Le réveil est plutôt tardif sur la réalité de la conflictualité à haute intensité. Les occidentaux se sont tellement désarmés que lorsque les Américains ont annoncé qu’ils cessaient de fournir l’aide aux Ukrainiens, les Européens se sont retrouvé sans solution immédiate. Les Américains ne voulaient pas non plus s’avouer qu’ils avaient de moins en moins d’équipements à fournir. La réalité du risque de multiples champs de bataille avec le déclenchement de la guerre à Gaza et en mer Rouge est en train de poser un problème stratégique majeur aux alliés.


La pression qu’exercent les nations les unes sur les autres crée des situations de conflictualité qui n’avaient pas été imaginées par les promoteurs de l’OTAN ou de UE, ni de la mondialisation d’ailleurs. On peut d’ailleurs se poser la question de l’Allemagne qui voit ses pépites industrielles quitter le pays pour les États Unis en raison d’un milieu économique plus favorable. Elle voit aussi son industrie lourde et chimique s’effondrer dans un marché beaucoup plus concurrentiel à cause d’un prix du gaz trop élevé.


L’utilisation du Dollar comme arme économique mène à une dédollarisation du monde. Les BRICS sont en train de construire une économie parallèle à celle de l’occident tout en y gardant des liens. Toujours plus dépendants les uns des autres, les états sont sous pression pour limiter une partie des sanctions contre la Russie.


Le résultat est que l’Union Européenne paiera de manière indirecte la guerre des Russes en achetant du pétrole et du gaz à l’Inde et à l’Azerbaïdjan. La volonté de limiter à 60$ le prix du brut russe n’a jamais fonctionné car les besoins imposaient des prix plus élevés. La réalité des liens entre états et leurs besoins nous laisse face à notre incapacité de faire fléchir économiquement la Russie.


Demain, quel serait notre degré d’autonomie si nous nous trouvions en face de l’un de nos compétiteurs dans une confrontation directe. Serions-nous capables de tenir ou serions-nous entièrement dépendants des autres, nous privant ainsi de notre liberté d’action.

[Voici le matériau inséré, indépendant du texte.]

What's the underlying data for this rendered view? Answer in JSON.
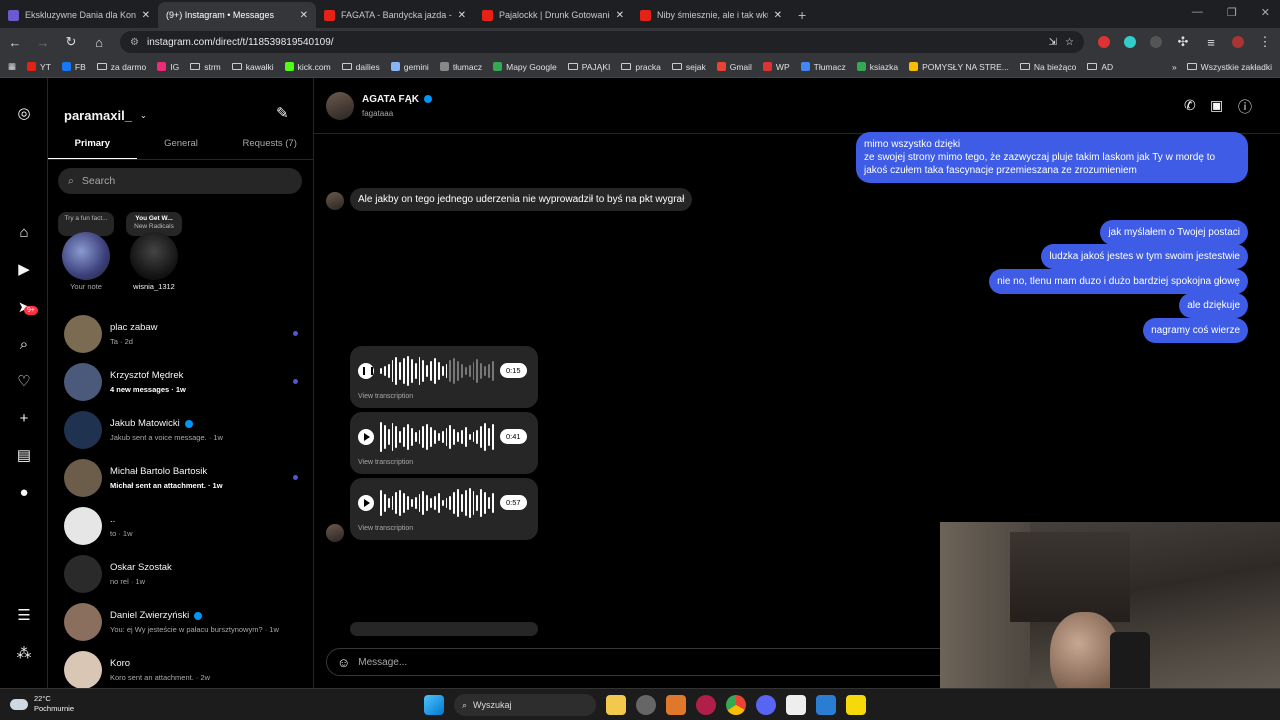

Le choix d’Israël et de son premier ministre de continuer le combat contre le HAMAS alors qu’une grande partie du monde occidental condamne révèle le manque de fiabilité des « alliés ». la pression économique indirecte exercée sur les Israéliens ne fait pas plier ces derniers en raison d’un certain degré d’autonomie militaire. C’est déjà le fruit d’un retour d’expérience de 1968 et 1973 où les Israéliens ont eu à subir un embargo sur l’armement. Aujourd’hui, le pays est toujours très dépendants des États Unis mais cela fera t-il plier la volonté du gouvernement israélien ? Pour l’instant elle tient.


Mais pour ce qui est de la France, aura-t-elle le soutien inconditionnel de ses alliés si le pays ou ses territoires sont menacés ? Quelle sera la réaction et les alliances en cas de confrontation ? Personne ne peut le dire.

C’est la raison d’être de la dissuasion et de l’armée. Mais c’était aussi une économie et des ressources qui devaient éviter de mauvaise surprise et qui avait été mise en place sous le Général De Gaulle. Le problème, c’est que 30 ans de mondialisation ont détruit cette économie et ressources et laissent la France sans arme.

Reconstruire ces outils est donc essentiel. Malheureusement, ce n’est pas vers l’Europe qu’il faut se tourner car, devant les difficultés, chaque pays se retrouve seul.


En conclusion, la France est encore une grande puissance qui a de nombreux atouts, mais elle doit pouvoir être prête à mettre en état de marche en vue de retrouver une autonomie minimale qui lui permettra de rester libre et de choisir son destin.